La présidente remet le prix Babut 2022 à M. Mathieu Bidaux pour son ouvrage intitulé La fabrication des billets en France. Construire la confiance monétaire (1800-1914), Paris, 2022. M. Patrice Baubeau fait l’éloge du récipiendaire.

Mathieu Bidaux, La Fabrication des billets en France. Construire la confiance monétaire, 1800-1944, Paris, Presses de Sciences Po, 2022, 426 p.

La qualité des ouvrages présentés au prix Babut cette année a posé bien des problèmes au jury, qui a finalement décidé de couronner Mathieu Bidaux pour l’ouvrage tiré de sa thèse de doctorat d’histoire, soutenue en 2019 sous la direction d’Olivier Feiertag, sous le titre De la presse à la monnaie (1857-1945) : La Fabrication des billets de la Banque de France, construction et entretien de la confiance.

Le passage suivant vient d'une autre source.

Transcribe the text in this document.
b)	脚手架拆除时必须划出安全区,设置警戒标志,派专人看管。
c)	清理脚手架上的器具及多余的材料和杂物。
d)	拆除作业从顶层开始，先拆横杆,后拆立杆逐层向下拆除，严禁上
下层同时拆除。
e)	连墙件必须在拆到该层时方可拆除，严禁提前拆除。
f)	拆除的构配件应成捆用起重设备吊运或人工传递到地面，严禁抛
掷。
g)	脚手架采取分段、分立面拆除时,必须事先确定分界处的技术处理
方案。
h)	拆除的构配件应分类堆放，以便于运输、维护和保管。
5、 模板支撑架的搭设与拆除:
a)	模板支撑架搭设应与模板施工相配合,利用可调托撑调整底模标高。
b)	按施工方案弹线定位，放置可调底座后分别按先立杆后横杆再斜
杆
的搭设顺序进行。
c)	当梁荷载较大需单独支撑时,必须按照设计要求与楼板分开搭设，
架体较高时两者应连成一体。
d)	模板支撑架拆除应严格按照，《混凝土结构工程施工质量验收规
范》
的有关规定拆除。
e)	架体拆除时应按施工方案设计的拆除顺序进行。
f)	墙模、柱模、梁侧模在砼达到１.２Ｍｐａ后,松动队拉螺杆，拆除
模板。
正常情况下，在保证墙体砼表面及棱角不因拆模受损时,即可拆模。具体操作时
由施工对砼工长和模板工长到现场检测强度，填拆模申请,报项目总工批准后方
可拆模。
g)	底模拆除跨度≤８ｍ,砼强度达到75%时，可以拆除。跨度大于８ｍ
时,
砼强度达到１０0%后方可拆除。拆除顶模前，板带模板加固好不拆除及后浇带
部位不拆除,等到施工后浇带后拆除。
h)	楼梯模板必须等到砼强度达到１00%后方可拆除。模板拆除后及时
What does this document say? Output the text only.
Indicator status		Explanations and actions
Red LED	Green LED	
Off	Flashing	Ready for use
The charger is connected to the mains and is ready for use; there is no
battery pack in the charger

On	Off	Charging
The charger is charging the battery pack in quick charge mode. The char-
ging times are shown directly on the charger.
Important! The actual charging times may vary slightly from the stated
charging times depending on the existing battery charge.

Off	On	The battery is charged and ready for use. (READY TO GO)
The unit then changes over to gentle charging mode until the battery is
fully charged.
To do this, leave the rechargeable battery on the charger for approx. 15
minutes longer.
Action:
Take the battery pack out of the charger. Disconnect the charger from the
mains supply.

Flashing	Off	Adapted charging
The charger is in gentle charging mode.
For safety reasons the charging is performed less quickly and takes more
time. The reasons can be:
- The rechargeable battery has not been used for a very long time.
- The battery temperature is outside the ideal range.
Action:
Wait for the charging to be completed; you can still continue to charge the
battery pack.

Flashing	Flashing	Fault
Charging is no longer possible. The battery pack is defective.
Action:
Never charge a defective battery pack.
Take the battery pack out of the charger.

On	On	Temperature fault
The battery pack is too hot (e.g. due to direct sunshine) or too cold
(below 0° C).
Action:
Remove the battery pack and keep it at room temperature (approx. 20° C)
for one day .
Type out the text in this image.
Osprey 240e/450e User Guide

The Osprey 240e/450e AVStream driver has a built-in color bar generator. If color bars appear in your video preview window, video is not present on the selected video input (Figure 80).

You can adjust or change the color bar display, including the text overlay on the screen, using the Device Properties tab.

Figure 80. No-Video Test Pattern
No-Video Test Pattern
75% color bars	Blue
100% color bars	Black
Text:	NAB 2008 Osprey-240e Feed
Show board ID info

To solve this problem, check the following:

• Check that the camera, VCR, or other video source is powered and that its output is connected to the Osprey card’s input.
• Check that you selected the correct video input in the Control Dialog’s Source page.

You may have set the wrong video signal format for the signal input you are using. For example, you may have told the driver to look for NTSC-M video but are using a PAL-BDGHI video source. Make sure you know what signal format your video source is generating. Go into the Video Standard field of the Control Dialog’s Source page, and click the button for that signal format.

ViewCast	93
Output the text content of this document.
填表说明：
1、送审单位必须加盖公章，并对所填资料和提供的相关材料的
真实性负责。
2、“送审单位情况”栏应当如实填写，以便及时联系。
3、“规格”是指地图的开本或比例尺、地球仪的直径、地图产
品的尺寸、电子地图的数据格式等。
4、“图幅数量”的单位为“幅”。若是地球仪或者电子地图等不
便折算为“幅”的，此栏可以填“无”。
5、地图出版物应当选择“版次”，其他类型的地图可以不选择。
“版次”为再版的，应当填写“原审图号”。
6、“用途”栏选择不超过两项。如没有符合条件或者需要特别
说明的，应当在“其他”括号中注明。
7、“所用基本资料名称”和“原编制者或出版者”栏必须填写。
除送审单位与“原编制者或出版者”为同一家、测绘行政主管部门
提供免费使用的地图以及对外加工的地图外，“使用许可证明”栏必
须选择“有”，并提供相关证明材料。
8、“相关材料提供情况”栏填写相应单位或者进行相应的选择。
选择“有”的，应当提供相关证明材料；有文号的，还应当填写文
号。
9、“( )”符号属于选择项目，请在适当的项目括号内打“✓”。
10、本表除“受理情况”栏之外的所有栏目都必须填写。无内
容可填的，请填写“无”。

Cette thèse de 667 pages, sans les annexes, a été largement remaniée et raccourcie, et c’est donc cette version parue en début d’année aux Presses de Sciences Po sous le titre La Fabrication des billets en France. Construire la confiance monétaire, 1800-1944 qui a été couronnée par le jury de la SFN. Il ne s’agit pas ici de revenir sur l’ouvrage en tant que tel, les rapports étant publics, mais de présenter Mathieu Bidaux et de s’interroger sur ce que ce livre dit de la numismatique aujourd’hui.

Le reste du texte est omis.